Jamie O’Regan earns a six-figure salary as director of alumni relations for a private Brooklyn school, and lives in a Jersey City apartment with a rooftop pool.

But Mrs. O’Regan, 38, is feeling the pinch of higher prices. As of July 1, her landlord increased her rent by $500 to $2,900 a month. She parted ways with her car, which cost $600 a month between parking, insurance, and loan repayment. Because she can work from home in the summer, she has saved $100 a week by not commuting. She would like to buy a house, but sees no possibility to do so and is now considering taking in a roommate.

“If I feel like I’m living paycheck to paycheck, how does the average person function?” said Mrs. O’Regan. “There doesn’t seem to be anyone who feels immune to this.”

Economists say weak consumer confidence is unlikely to turn an otherwise healthy economy into a sick one. But it can amplify or prolong an already bad situation. In marginal cases, an official recession statement – and the associated media attention – can lead to: clearly worse results than weak economies that narrowly escape recession.

For example, the relatively short recession of 1990 and 1991 had no obvious cause such as a bubble. For that reason, scholars have theorized it may have been fueled by poor national mood from the Gulf War, an oil price shock and the interest rate hikes.

However, the link between consumer perception and economic performance is not straightforward. Sentiment fell sharply after, say, the terrorist attacks of September 11, 2001, but actual spending recovered quickly, possibly because of a rally-around-the-flag effect that helped propel the economy quickly past the dotcom crisis.

However, unlike in 2001, the Federal Reserve is actively trying to slow down the economy, meaning Americans have good reason to be cautious. Wages are not keeping up with rising prices, the housing market is already starting to cool and consumer spending, adjusted for inflation, fell in May. Credit card balances are growing and defaults are on the rise, signs that some households are already struggling to pay their bills.

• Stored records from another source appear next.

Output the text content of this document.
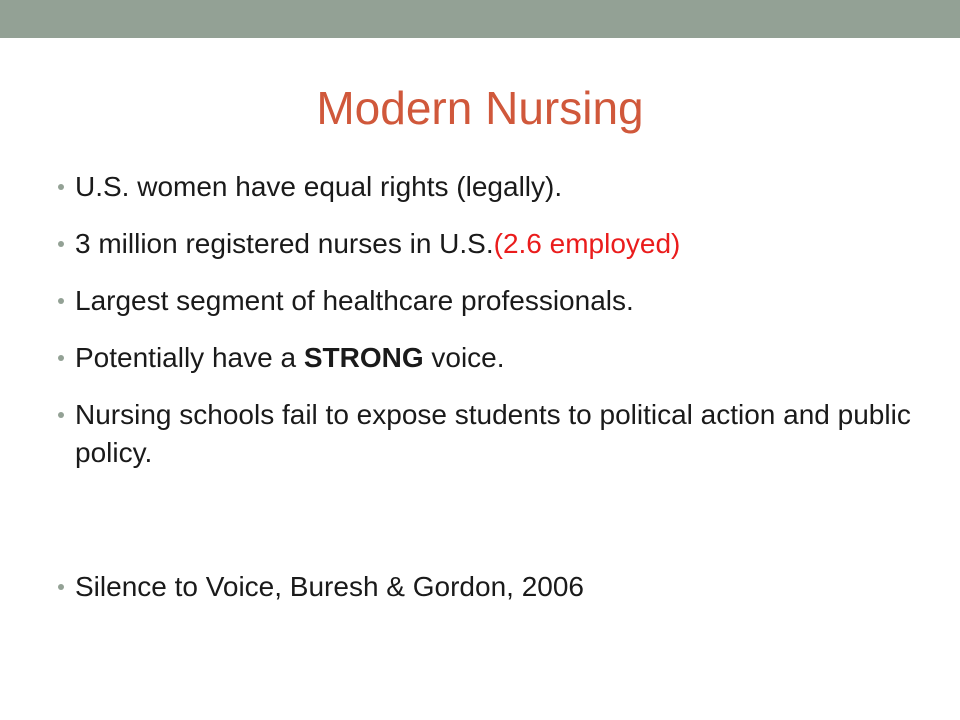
Modern Nursing
U.S. women have equal rights (legally).
3 million registered nurses in U.S.(2.6 employed)
Largest segment of healthcare professionals.
Potentially have a STRONG voice.
Nursing schools fail to expose students to political action and public policy.
Silence to Voice, Buresh & Gordon, 2006
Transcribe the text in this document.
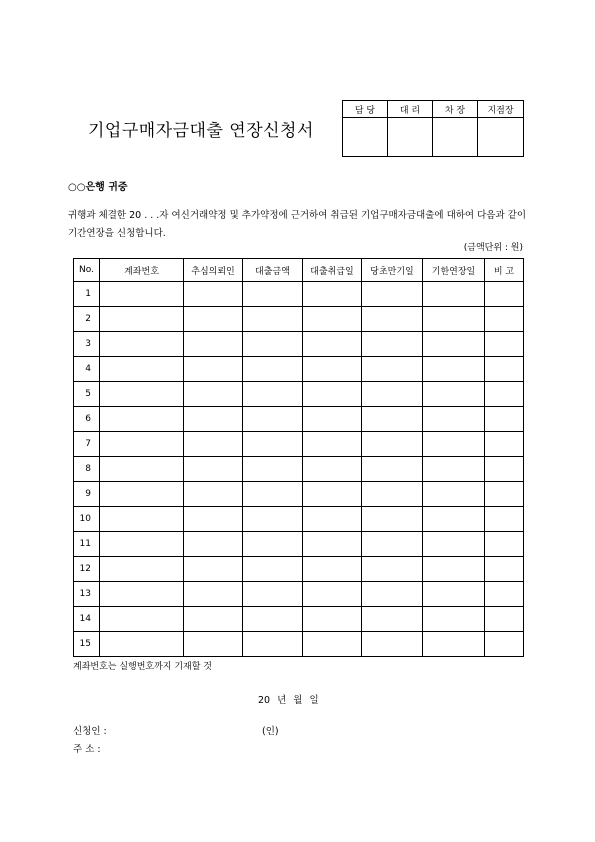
기업구매자금대출 연장신청서
담 당	대 리	차 장	지점장

○○은행 귀중
귀행과 체결한 20 . . .자 여신거래약정 및 추가약정에 근거하여 취급된 기업구매자금대출에 대하여 다음과 같이 기간연장을 신청합니다.
(금액단위 : 원)
No.	계좌번호	추심의뢰인	대출금액	대출취급일	당초만기일	기한연장일	비 고
1							
2							
3							
4							
5							
6							
7							
8							
9							
10							
11							
12							
13							
14							
15							
계좌번호는 실행번호까지 기재할 것
20 년 월 일
신청인 :	(인)
주 소 :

The Times/Siena poll found that higher income earners were concerned about the economy, but above all confident in their own finances. However, there are already difficult times among low-income earners and those without university degrees. More than 80 percent of voters who earned less than $50,000 said their personal financial situation was “poor” or “only fair,” compared to about 30 percent of those earning more than $100,000.

High gas prices eat away at the money Anna Walker earns as a driver for DoorDash in Southern California. At the same time, she notices that customers tip less, which she attributes to the stress of their own budget.

“We go out to dinner and we’re like, ‘Wait a minute, wasn’t this a dollar cheaper a few days ago?'” she said. “I have to earn more and more money.”

During the school year, Mrs. Walker, 50, drove from the time she dropped off her 11-year-old daughter at school until 7 or 8 p.m. Now, with school for the summer, her daughter rides with her – she can’t afford to send her to camp.

For now, Ms. Walker said she can make it work. But she is one crisis away from disaster.

“I feel like I’m in a good situation as long as I work,” she said. “But I know that once my car breaks down, I’ll be homeless.”

Ms Walker voted for Mr Biden in 2020 and considers herself a Democrat. But she said Washington’s failure to help families like hers has left her disillusioned and she no longer plans to vote in November.

“I don’t care if the House has more Republicans, more Democrats,” she said. “I don’t think those people care about us, to be honest.”

The Times/Siena survey of 849 registered voters across the country was conducted by phone from July 5-7 using live operators. The margin of sampling error is plus or minus 4.1 percentage points. Crosstabs and methodology are available here.